Rozana Asfour finds it unfair that seven years later, one event created by 19 people fosters feelings of hate and fear toward the entire Arab culture.
Asfour, the president of Loyola's Middle Eastern Student Association, was at a recent Village Café forum Monday as part of Arab Heritage Month.
At the forum, participants discussed how Middle Eastern students at Loyola experience these post 9/11 emotions on a daily basis. They described how they face specific stereotypes everywhere from bus rides to classrooms.
Students were given an open-ended question on what words come to mind when they hear the word "Arab." Words such as "Muslim," "terrorism" and "Middle Eastern" were all given.
It is unfair for the word "terrorist" to be attached to anyone resembling a person of Middle Eastern descent, Asfour, a senior, said. She feels that the events of 9/11 created a mass stereotype that was applied to many who did not deserve it.

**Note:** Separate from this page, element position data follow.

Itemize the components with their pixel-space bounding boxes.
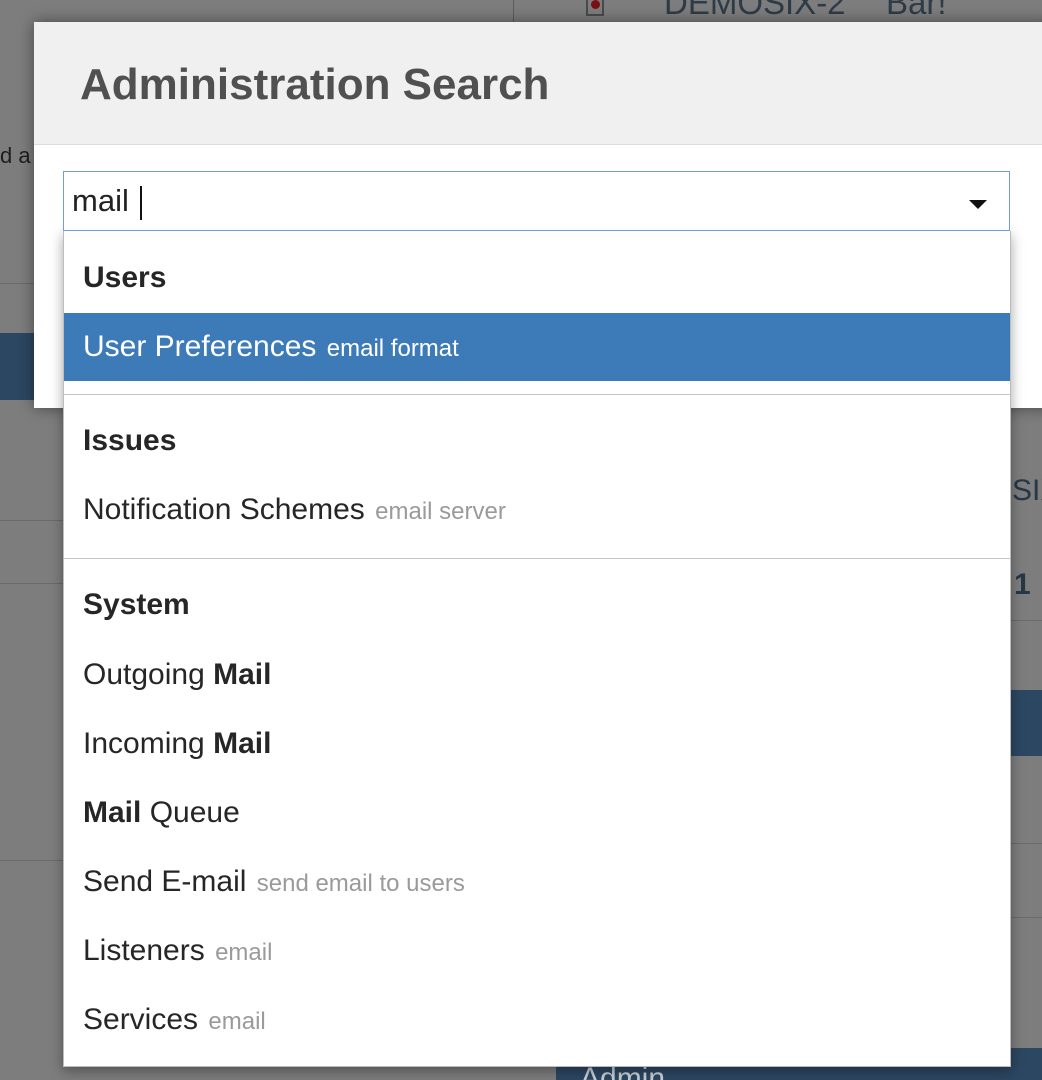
divider (1011, 917, 1042, 918)
result-label: Queue (141, 796, 240, 829)
search-results-dropdown: Users User Preferences email format Issu… (63, 231, 1011, 1067)
text-cursor (140, 186, 142, 220)
result-hint: email (208, 1008, 266, 1035)
result-mail-queue[interactable]: Mail Queue (64, 778, 1010, 847)
result-label: Services (83, 1003, 199, 1036)
result-notification-schemes[interactable]: Notification Schemes email server (64, 476, 1010, 544)
dialog-header: Administration Search (34, 22, 1042, 145)
result-hint: email format (326, 335, 459, 362)
result-hint: email (215, 939, 273, 966)
admin-search-combobox[interactable] (63, 171, 1010, 231)
divider (1011, 620, 1042, 621)
result-group-issues: Issues Notification Schemes email server (64, 395, 1010, 559)
background-text: d a (0, 143, 31, 168)
result-send-email[interactable]: Send E-mail send email to users (64, 847, 1010, 916)
admin-search-input[interactable] (64, 172, 944, 230)
divider (0, 583, 64, 584)
result-match: Mail (83, 796, 142, 829)
background-text: SIX (1012, 474, 1042, 507)
result-match: Mail (213, 658, 272, 691)
divider (1011, 843, 1042, 844)
group-heading: Users (83, 261, 167, 294)
result-label: Incoming (83, 727, 214, 760)
group-heading: Issues (83, 424, 177, 457)
background-header-bar (1011, 690, 1042, 756)
result-label: Notification Schemes (83, 493, 365, 526)
priority-icon (586, 0, 604, 16)
result-incoming-mail[interactable]: Incoming Mail (64, 709, 1010, 778)
background-text: 1 (1014, 568, 1031, 601)
issue-summary: Bar! (886, 0, 947, 21)
dialog-title: Administration Search (80, 60, 550, 109)
result-match: Mail (213, 727, 272, 760)
result-user-preferences[interactable]: User Preferences email format (64, 313, 1010, 381)
divider (0, 520, 64, 521)
result-outgoing-mail[interactable]: Outgoing Mail (64, 640, 1010, 709)
chevron-down-icon[interactable] (969, 200, 987, 209)
result-label: Listeners (83, 934, 205, 967)
result-group-users: Users User Preferences email format (64, 231, 1010, 395)
result-listeners[interactable]: Listeners email (64, 916, 1010, 985)
result-label: Outgoing (83, 658, 214, 691)
divider (0, 860, 64, 861)
result-services[interactable]: Services email (64, 985, 1010, 1054)
group-heading: System (83, 588, 190, 621)
result-hint: send email to users (256, 870, 465, 897)
result-label: Send E-mail (83, 865, 247, 898)
table-column-divider (513, 0, 514, 22)
result-group-system: System Outgoing Mail Incoming Mail Mail … (64, 559, 1010, 1054)
result-hint: email server (375, 498, 506, 525)
result-label: User Preferences (83, 330, 317, 363)
issue-key: DEMOSIX-2 (664, 0, 846, 21)
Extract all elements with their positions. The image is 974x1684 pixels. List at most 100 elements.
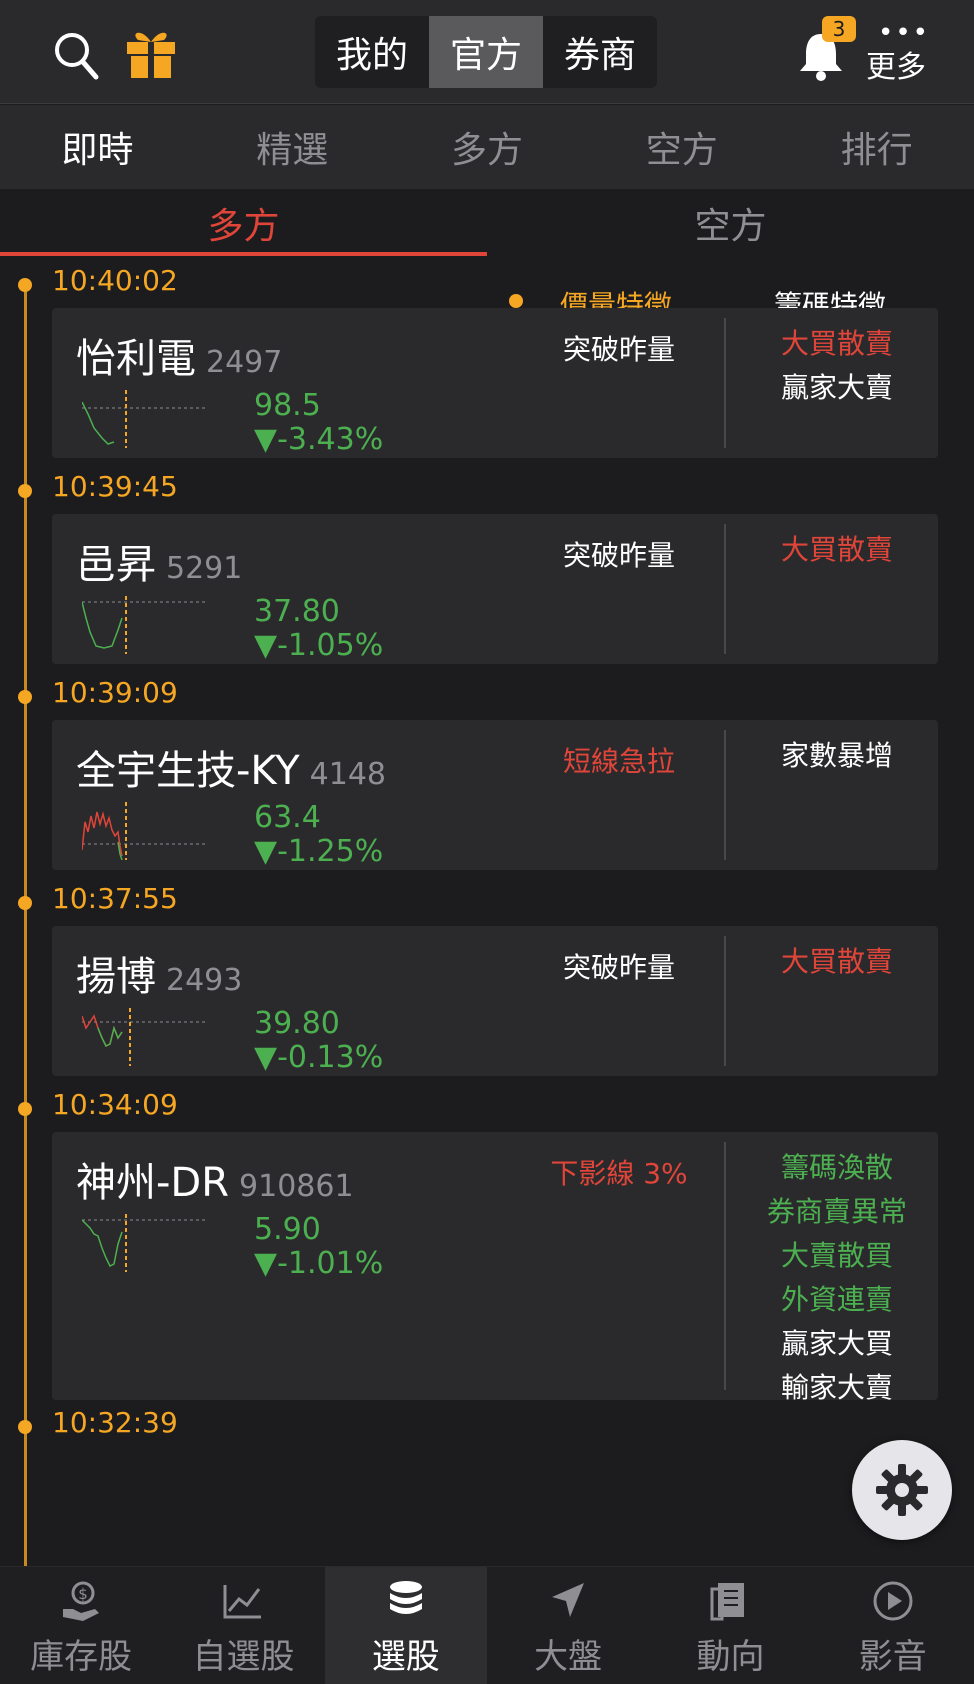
timeline-dot	[18, 1102, 32, 1116]
intraday-sparkline	[82, 1214, 208, 1272]
timeline-dot	[18, 690, 32, 704]
tab-featured[interactable]: 精選	[195, 105, 390, 189]
chip-feature-tag: 籌碼渙散	[780, 1151, 893, 1184]
chip-features: 籌碼渙散 券商賣異常 大賣散買 外資連賣 贏家大買 輸家大賣	[752, 1146, 922, 1410]
segment-official[interactable]: 官方	[429, 16, 543, 88]
chip-features: 家數暴增	[752, 734, 922, 778]
stock-name-row: 神州-DR 910861	[76, 1150, 354, 1208]
stock-name-row: 邑昇 5291	[76, 532, 242, 590]
stock-change: ▼-0.13%	[254, 1040, 384, 1075]
stock-event-card[interactable]: 怡利電 2497 98.5 ▼-3.43% 突破昨量 大買散賣 贏家大賣	[52, 308, 938, 458]
stock-name: 怡利電	[76, 336, 196, 382]
timeline-dot	[18, 1420, 32, 1434]
direction-tabs: 多方 空方	[0, 190, 974, 256]
price-volume-feature: 下影線 3%	[550, 1157, 688, 1190]
nav-market[interactable]: 大盤	[487, 1567, 649, 1684]
more-button[interactable]: 更多	[866, 42, 926, 86]
price-volume-feature: 突破昨量	[562, 951, 675, 984]
subtab-short[interactable]: 空方	[487, 190, 974, 256]
stock-code: 5291	[166, 551, 243, 586]
tab-realtime[interactable]: 即時	[0, 105, 195, 189]
stock-event-card[interactable]: 全宇生技-KY 4148 63.4 ▼-1.25% 短線急拉 家數暴增	[52, 720, 938, 870]
stock-change: ▼-3.43%	[254, 422, 384, 457]
price-volume-feature: 突破昨量	[562, 539, 675, 572]
intraday-sparkline	[82, 390, 208, 448]
column-divider	[724, 1142, 726, 1390]
chip-feature-tag: 贏家大賣	[780, 371, 893, 404]
stock-code: 2493	[166, 963, 243, 998]
nav-holdings[interactable]: $ 庫存股	[0, 1567, 162, 1684]
event-timeline: 價量特徵 籌碼特徵 10:40:02 怡利電 2497 98.5 ▼-3.43% 突破昨量…	[0, 256, 974, 1566]
event-time: 10:37:55	[52, 882, 178, 915]
column-divider	[724, 936, 726, 1066]
chip-feature-tag: 家數暴增	[780, 739, 893, 772]
stock-price: 63.4	[254, 800, 321, 835]
chip-features: 大買散賣	[752, 528, 922, 572]
play-circle-icon	[873, 1581, 913, 1621]
nav-label: 自選股	[192, 1637, 295, 1677]
event-time: 10:34:09	[52, 1088, 178, 1121]
stock-code: 910861	[239, 1169, 354, 1204]
stock-event-card[interactable]: 神州-DR 910861 5.90 ▼-1.01% 下影線 3% 籌碼渙散券商賣異常大賣散…	[52, 1132, 938, 1404]
event-time: 10:39:45	[52, 470, 178, 503]
chip-feature-tag: 券商賣異常	[766, 1195, 907, 1228]
gift-icon[interactable]	[124, 24, 178, 80]
trend-chart-icon	[223, 1585, 262, 1619]
money-hand-icon: $	[63, 1581, 100, 1621]
timeline-dot	[18, 484, 32, 498]
nav-screener[interactable]: 選股	[324, 1567, 487, 1684]
stock-name-row: 揚博 2493	[76, 944, 242, 1002]
stock-price: 37.80	[254, 594, 340, 629]
chip-feature-tag: 輸家大賣	[780, 1371, 893, 1404]
top-bar: 我的 官方 券商 3 ••• 更多	[0, 0, 974, 104]
nav-video[interactable]: 影音	[812, 1567, 974, 1684]
nav-label: 選股	[371, 1637, 440, 1677]
svg-text:$: $	[78, 1585, 88, 1603]
segment-broker[interactable]: 券商	[543, 16, 657, 88]
price-volume-feature: 突破昨量	[562, 333, 675, 366]
chip-feature-tag: 大賣散買	[780, 1239, 893, 1272]
category-tabs: 即時 精選 多方 空方 排行	[0, 105, 974, 189]
source-segmented-control: 我的 官方 券商	[315, 16, 657, 88]
stock-name: 揚博	[76, 954, 156, 1000]
nav-label: 庫存股	[30, 1637, 133, 1677]
tab-short[interactable]: 空方	[584, 105, 779, 189]
stock-price: 98.5	[254, 388, 321, 423]
stock-code: 2497	[206, 345, 283, 380]
document-icon	[710, 1583, 745, 1621]
column-divider	[724, 524, 726, 654]
stock-change: ▼-1.05%	[254, 628, 384, 663]
column-divider	[724, 318, 726, 448]
stock-code: 4148	[309, 757, 387, 792]
stock-event-card[interactable]: 揚博 2493 39.80 ▼-0.13% 突破昨量 大買散賣	[52, 926, 938, 1076]
stock-name: 神州-DR	[76, 1160, 230, 1206]
timeline-dot	[18, 278, 32, 292]
price-volume-feature: 短線急拉	[562, 745, 675, 778]
chip-feature-tag: 外資連賣	[780, 1283, 893, 1316]
timeline-line	[24, 290, 27, 1566]
nav-trends[interactable]: 動向	[649, 1567, 811, 1684]
stock-event-card[interactable]: 邑昇 5291 37.80 ▼-1.05% 突破昨量 大買散賣	[52, 514, 938, 664]
tab-ranking[interactable]: 排行	[779, 105, 974, 189]
header-dot	[509, 294, 523, 308]
subtab-long[interactable]: 多方	[0, 190, 487, 256]
stock-name: 邑昇	[76, 542, 156, 588]
intraday-sparkline	[82, 596, 208, 654]
stock-price: 5.90	[254, 1212, 321, 1247]
nav-label: 影音	[858, 1637, 927, 1677]
segment-mine[interactable]: 我的	[315, 16, 429, 88]
intraday-sparkline	[82, 1008, 208, 1066]
tab-long[interactable]: 多方	[390, 105, 585, 189]
stock-change: ▼-1.01%	[254, 1246, 384, 1281]
chip-feature-tag: 大買散賣	[780, 533, 893, 566]
settings-button[interactable]	[852, 1440, 952, 1540]
timeline-dot	[18, 896, 32, 910]
chip-features: 大買散賣	[752, 940, 922, 984]
database-stack-icon	[389, 1581, 422, 1614]
stock-name: 全宇生技-KY	[76, 748, 300, 794]
bottom-navigation: $ 庫存股 自選股 選股 大盤 動向 影音	[0, 1566, 974, 1684]
navigation-arrow-icon	[552, 1583, 585, 1617]
search-icon[interactable]	[52, 30, 100, 82]
stock-name-row: 怡利電 2497	[76, 326, 282, 384]
nav-watchlist[interactable]: 自選股	[162, 1567, 324, 1684]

"There were 19 people who ruined it for everyone," she said.
These stereotypes are ones that Arab Americans struggle to break, the group discussed. Being both an Arab and an American is an idea that Asfour believes is rarely accepted.
"It's never synthesized," she said. "It can't be one."
The group discussed how the events of 9/11 caused some Americans to take a second look at anyone identifying as Muslim and at anyone who appeared to be Middle Eastern.
The generalization that all Arabs are Muslims is not accurate, according to the group, when only 12 percent of Muslims are Arabs and 75 percent of the Arabs living in America are Christians, according to the Detroit Free Press.
The group discussed how public displays of religion caused Americans to associate terrorism with Arab-Americans. The common expression of a woman covering her body is often one of personal choice, said senior Nida Hussain.
"I call on my values as a Muslim-American to advocate social change and justice because our global society at large is desperate for such change and my identity as both a Muslim and American obligate me to fight for such causes," Hussain said.
Hussain lived in Saudi Arabia at the time of the 9/11 attacks. She attended the largest American school and faced discrimination from the opposite end.
"We had extremists threatening the school because of its American associations," she said.
The students at the forum discussed that after 9/11, the media employed sensationalism and the U.S. government helped foster fear while dealing with terrorism.
"In film, a person from the Middle East is commonly portrayed as a Muslim dressed in non-Western attire, living in non-developed conditions," Asfour said. "In the U.S. media, any individual from the Middle East is either a terrorist or part of a terrorist organization."
They generally agreed that lack of education in schools was the beginning of the mass confusion over the difference between terrorists and people of Middle Eastern descent.
"I don't believe that we have an adequate representation in our education system," said Laila Al-Chaar, a graduate assistant in the office of Student Diversity and Multicultural Affairs.
Alchaar feels strongly that it is important to attempt to change these ideas.
"Making people uncomfortable and challenging them is the best way to make people change," she said.